Pour cette deuxième journée consacrée plus typée enduro, c’est un Scott Genius qui sera notre « weapon of choice ». Par contre, il n’est pas équipé de la transmission M9120 enduro, mais du 9100 Race comme sur le KTM et seuls les freins sont issus de la version plus musclée. Dommage, nous étions curieux de voir comment la version 1×11 se comportait, mais ce sera pour une autre fois.
Pour commencer, devinez quoi ? Il va falloir monter ! Depuis Uccea vers Stomm, l’ascension traverse une forêt sombre jusqu’à Srpenica, et cela représente plus d’une heure de grimpette. Nous l’avons déjà vu lors de la première journée, et cela se confirme ici : le changement des rapports est impeccable en toutes circonstances, à tel point qu’on l’oublie presque, ce qui se permet de se concentrer sur son pédalage, la gestion de l’effort et de son alimentation.
Aujourd’hui, la vue est hélas bouchée par les nuages. Les chèvres nous accueillent joyeusement et sans crainte. La première partie de la descente se fait sur une sorte de sentier invisible, où les cailloux piégeurs sont cachés sous l’herbe. Les pièges sont nombreux, tout comme les risques de taper le dérailleur et les manivelles. Mais il en faut visiblement plus pour impressionner notre XTR…

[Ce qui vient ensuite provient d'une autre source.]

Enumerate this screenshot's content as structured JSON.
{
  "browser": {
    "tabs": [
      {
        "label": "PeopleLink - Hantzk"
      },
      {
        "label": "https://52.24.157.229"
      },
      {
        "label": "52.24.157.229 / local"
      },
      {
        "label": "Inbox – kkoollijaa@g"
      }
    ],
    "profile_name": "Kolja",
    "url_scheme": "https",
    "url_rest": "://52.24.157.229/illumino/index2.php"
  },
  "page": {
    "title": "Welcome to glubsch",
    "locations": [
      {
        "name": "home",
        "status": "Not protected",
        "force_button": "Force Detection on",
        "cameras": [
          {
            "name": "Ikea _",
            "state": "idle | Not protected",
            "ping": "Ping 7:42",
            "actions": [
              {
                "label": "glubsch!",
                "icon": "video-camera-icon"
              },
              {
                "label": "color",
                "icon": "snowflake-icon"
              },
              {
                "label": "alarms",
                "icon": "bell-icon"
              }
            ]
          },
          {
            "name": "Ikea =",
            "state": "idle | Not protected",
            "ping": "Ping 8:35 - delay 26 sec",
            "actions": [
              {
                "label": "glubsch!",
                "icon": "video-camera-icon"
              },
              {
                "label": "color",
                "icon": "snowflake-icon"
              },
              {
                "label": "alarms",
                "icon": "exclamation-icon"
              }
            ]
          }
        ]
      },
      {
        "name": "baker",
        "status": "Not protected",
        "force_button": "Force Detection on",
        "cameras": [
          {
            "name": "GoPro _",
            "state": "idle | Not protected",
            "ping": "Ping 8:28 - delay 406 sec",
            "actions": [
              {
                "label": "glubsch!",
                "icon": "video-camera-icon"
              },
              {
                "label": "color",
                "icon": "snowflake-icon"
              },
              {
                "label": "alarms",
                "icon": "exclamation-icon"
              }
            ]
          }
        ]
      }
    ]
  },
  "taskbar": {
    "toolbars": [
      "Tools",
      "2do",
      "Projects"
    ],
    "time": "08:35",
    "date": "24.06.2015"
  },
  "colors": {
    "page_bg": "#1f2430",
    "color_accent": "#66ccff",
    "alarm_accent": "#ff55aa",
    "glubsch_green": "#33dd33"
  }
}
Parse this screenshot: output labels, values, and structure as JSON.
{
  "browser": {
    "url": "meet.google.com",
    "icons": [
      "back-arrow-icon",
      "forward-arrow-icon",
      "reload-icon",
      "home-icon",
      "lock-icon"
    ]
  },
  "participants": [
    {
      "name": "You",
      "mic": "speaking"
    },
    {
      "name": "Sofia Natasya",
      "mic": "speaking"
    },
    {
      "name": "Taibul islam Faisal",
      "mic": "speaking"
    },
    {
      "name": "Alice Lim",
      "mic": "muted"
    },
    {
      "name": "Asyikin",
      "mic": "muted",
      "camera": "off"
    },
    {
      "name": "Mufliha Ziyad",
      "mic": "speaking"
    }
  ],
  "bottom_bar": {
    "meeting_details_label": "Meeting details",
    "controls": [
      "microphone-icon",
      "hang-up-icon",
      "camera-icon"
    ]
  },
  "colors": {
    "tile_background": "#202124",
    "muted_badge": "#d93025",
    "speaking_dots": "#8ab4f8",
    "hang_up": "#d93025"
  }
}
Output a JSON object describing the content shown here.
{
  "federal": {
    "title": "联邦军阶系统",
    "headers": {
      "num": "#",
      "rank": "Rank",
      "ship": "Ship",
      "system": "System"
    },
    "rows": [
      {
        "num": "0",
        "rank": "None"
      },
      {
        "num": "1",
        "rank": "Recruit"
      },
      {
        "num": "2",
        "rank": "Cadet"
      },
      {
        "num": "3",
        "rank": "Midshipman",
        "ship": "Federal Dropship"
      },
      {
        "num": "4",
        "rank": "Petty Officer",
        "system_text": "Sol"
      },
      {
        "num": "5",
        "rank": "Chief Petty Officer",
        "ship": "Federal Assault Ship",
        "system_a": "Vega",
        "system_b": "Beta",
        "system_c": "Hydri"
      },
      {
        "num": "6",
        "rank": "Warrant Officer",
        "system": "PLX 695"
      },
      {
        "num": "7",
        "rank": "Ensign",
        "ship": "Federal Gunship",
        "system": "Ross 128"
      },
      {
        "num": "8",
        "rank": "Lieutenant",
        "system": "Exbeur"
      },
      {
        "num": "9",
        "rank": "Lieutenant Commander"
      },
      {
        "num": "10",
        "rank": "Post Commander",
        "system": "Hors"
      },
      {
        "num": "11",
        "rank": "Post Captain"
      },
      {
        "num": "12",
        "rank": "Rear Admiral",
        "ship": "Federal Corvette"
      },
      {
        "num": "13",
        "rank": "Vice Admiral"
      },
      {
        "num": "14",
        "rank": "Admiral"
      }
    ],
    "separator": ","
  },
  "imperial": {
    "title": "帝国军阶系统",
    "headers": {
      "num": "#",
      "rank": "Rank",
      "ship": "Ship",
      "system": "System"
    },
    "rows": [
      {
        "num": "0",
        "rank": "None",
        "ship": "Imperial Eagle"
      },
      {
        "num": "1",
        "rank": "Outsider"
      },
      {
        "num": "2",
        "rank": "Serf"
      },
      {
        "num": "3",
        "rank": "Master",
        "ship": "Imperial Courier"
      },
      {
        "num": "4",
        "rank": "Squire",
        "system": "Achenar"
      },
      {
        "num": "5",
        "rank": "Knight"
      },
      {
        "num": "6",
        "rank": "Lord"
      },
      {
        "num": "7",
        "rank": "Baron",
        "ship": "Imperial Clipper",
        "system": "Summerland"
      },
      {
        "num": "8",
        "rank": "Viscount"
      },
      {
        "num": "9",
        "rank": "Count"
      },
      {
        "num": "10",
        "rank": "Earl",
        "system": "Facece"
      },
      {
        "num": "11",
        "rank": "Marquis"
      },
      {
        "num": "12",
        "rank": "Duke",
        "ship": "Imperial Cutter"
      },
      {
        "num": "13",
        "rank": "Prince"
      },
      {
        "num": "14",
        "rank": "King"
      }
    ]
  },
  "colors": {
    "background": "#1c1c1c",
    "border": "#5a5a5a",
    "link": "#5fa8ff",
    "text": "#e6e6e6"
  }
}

Le meilleur est à venir, avec une descente longue et variée, qui nous prouve encore une fois que la Slovénie est un paradis pour le VTT. Le Scott Genius est pleinement dans son élément.
Comme la transmission se fait encore une fois totalement oublier, tant par son silence (changements de vitesse, roue-libre) que par sa précision, on peut se concentrer sur les freins XTR M9120, que nous n’avions pas sur notre vélo de la veille, ainsi que sur quelques autres détails périphériques au groupe. Avant cela, juste une réflexion : même si dans un coin de notre tête, on espère que Shimano sortira une version électronique de cet XTR, on peut dire qu’elle ne nous a pas vraiment manqué ici tant le système par câbles est bien au point.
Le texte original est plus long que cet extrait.